Los muertos de los que todavía se hablaba a escondidas a mediados de los años cuarenta: gestos alertados de silencio, palabras recelosas bajo el eco remoto, fatal, de la tragedia: disparos en el monte, camionetas cargadas de guardias, largos fusiles, capotes, y leyendas de huidos…

 

Algo de aquel mundo legendario, de alacenas y sábanas, orfandad y misterio ha quedado después en sus historias.

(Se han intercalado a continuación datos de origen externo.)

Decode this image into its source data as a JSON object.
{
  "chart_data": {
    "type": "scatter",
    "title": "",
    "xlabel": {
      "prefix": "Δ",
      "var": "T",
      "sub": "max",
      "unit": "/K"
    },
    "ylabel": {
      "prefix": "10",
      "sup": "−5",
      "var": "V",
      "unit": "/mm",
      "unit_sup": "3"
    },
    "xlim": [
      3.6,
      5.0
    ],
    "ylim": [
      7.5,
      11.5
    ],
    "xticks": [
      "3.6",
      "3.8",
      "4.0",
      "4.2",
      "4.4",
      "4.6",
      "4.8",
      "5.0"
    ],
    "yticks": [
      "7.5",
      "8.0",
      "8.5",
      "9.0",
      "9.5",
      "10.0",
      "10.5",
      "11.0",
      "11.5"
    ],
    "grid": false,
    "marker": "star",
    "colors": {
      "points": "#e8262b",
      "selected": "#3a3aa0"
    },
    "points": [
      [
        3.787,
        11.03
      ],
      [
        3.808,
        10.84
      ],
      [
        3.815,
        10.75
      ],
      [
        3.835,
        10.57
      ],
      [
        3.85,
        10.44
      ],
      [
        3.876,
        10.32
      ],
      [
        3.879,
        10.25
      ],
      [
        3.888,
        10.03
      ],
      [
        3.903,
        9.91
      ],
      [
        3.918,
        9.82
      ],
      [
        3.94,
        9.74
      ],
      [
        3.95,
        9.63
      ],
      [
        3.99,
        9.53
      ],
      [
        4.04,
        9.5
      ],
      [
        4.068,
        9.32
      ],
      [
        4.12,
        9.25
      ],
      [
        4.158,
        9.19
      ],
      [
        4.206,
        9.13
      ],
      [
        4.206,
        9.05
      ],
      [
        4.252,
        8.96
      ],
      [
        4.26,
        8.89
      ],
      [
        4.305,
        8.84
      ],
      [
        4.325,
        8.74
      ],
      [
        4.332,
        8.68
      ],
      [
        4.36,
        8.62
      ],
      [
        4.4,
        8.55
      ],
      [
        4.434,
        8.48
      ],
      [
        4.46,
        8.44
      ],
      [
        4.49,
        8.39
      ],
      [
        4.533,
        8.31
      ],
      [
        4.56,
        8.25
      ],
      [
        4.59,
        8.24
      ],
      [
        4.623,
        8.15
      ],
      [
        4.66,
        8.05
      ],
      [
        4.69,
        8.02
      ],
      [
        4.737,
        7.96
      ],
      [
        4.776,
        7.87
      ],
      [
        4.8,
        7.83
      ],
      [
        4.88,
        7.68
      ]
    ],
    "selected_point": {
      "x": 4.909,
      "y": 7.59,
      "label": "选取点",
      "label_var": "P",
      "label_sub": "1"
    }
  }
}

Un mundo imaginario de silencios, ancestral y remoto, como la nieve, el frío.

 

Y allí andaba aquel niño, un tanto atribulado, no especialmente simpático y algo llorón –confiesa-, que sin embargo tenía una cierta predilección por fabular. Una facilidad para inventar historias, contarlas y, a partir de un momento, hacia los doce años, escribirlas.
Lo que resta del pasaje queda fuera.